The astronomical length of DNA

Mark Lorch
2 min readJul 25, 2019

Just how long is all of your DNA?

Let’s start with a quick recap. The sequence of Deoxyribonucleic acid (DNA), is famously spelt out in just 4 letters — A T G and C. Each letter represent the repeating ‘bases’; adenine, thymine, guanine and cytosine. And the famous DNA double helix is a twisted ladder, each rung made from a pair of bases. Adenine always pairs with thymine whilst cytosine pairs with guanine.

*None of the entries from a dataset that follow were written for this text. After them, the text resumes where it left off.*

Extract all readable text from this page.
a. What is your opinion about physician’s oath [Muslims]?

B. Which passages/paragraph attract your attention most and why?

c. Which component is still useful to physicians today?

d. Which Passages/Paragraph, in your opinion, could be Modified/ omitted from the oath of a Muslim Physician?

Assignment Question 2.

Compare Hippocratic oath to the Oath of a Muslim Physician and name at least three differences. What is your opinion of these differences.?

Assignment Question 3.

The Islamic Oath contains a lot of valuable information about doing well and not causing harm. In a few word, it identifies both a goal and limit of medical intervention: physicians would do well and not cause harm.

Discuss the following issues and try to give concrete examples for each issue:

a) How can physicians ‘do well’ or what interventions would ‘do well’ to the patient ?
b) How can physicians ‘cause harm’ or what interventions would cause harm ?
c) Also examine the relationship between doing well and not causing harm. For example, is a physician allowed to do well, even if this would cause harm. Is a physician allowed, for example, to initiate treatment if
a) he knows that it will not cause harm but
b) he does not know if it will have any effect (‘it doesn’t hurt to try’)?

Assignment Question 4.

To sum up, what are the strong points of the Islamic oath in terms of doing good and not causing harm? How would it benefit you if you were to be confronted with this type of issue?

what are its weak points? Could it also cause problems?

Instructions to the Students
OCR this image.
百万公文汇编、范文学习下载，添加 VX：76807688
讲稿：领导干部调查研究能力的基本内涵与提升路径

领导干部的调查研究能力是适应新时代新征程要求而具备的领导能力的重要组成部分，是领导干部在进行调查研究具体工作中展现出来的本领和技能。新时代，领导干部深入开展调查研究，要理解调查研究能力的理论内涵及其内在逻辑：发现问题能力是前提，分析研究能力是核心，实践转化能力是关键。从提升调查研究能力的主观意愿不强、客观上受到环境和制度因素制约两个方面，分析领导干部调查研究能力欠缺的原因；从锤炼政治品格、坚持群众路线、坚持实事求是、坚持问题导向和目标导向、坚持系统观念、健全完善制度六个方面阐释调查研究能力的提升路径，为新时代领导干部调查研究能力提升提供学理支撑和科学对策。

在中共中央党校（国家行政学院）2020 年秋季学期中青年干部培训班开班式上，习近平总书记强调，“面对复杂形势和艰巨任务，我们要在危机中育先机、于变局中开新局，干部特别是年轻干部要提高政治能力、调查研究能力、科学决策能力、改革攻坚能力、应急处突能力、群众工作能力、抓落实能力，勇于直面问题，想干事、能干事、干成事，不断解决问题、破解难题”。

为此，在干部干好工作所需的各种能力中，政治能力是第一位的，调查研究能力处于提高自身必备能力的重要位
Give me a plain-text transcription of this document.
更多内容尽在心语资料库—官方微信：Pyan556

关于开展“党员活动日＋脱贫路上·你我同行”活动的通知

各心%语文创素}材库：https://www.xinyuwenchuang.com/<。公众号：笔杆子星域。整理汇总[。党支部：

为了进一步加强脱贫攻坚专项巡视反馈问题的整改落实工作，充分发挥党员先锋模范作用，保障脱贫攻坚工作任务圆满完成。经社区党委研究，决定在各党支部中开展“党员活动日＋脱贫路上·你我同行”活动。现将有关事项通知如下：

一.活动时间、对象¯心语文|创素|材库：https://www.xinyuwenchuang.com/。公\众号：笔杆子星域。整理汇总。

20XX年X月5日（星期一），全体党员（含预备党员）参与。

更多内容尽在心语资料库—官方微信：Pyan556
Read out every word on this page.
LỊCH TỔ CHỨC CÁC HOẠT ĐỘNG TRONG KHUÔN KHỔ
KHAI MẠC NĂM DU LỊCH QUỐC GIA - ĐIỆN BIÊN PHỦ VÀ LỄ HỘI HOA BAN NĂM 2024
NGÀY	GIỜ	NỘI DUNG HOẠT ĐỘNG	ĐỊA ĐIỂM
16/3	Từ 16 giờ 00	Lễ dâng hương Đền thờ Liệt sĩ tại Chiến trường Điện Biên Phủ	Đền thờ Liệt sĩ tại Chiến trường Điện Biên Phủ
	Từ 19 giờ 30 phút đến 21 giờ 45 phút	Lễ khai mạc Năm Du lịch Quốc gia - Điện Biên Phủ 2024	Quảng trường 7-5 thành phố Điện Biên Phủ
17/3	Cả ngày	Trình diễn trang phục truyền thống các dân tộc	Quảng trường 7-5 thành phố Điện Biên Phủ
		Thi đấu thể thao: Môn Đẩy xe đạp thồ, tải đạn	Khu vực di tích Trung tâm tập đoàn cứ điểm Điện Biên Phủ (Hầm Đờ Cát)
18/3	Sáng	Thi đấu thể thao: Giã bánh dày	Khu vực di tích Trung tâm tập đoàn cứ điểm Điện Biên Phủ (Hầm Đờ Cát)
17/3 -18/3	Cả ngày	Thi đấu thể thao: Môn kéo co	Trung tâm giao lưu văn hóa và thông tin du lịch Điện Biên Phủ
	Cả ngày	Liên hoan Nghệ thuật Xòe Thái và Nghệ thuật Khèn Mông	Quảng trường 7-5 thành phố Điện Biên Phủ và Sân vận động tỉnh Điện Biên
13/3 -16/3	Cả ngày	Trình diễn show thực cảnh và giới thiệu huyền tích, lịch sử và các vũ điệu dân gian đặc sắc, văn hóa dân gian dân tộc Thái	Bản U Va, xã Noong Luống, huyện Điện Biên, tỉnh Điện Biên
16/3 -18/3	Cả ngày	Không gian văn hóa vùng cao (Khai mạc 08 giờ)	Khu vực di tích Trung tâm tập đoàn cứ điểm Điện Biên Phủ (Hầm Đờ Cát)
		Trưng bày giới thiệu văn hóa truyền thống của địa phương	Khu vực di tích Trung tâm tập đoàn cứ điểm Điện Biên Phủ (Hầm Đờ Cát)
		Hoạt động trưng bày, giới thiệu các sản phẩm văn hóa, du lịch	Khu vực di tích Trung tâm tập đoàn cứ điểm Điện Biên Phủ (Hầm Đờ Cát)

So the first thing we need to know is the distance between each rung on that DNA helical ladder. And that’s easy. Watson, Crick, Franklin and Gosling worked that out for us, and its 0.34 nanometers.

Credit: Andy Brunning/Compound Interest www.compoundchem.com

There are just over 3 billion base pairs in the Human genome, a copy of which is in (almost) all your cells. So that works out at a nice tidy 1 meter of DNA per cell (or there about). Which is pretty amazing it itself, all that DNA packed away inside something about 50μm long.

The Human body contains an estimated 37 trillion cells. Which means there’s 37 billion kilometers of DNA tucked away within you. That’s enough to stretch from the Sun to Neptune and back … 4 times!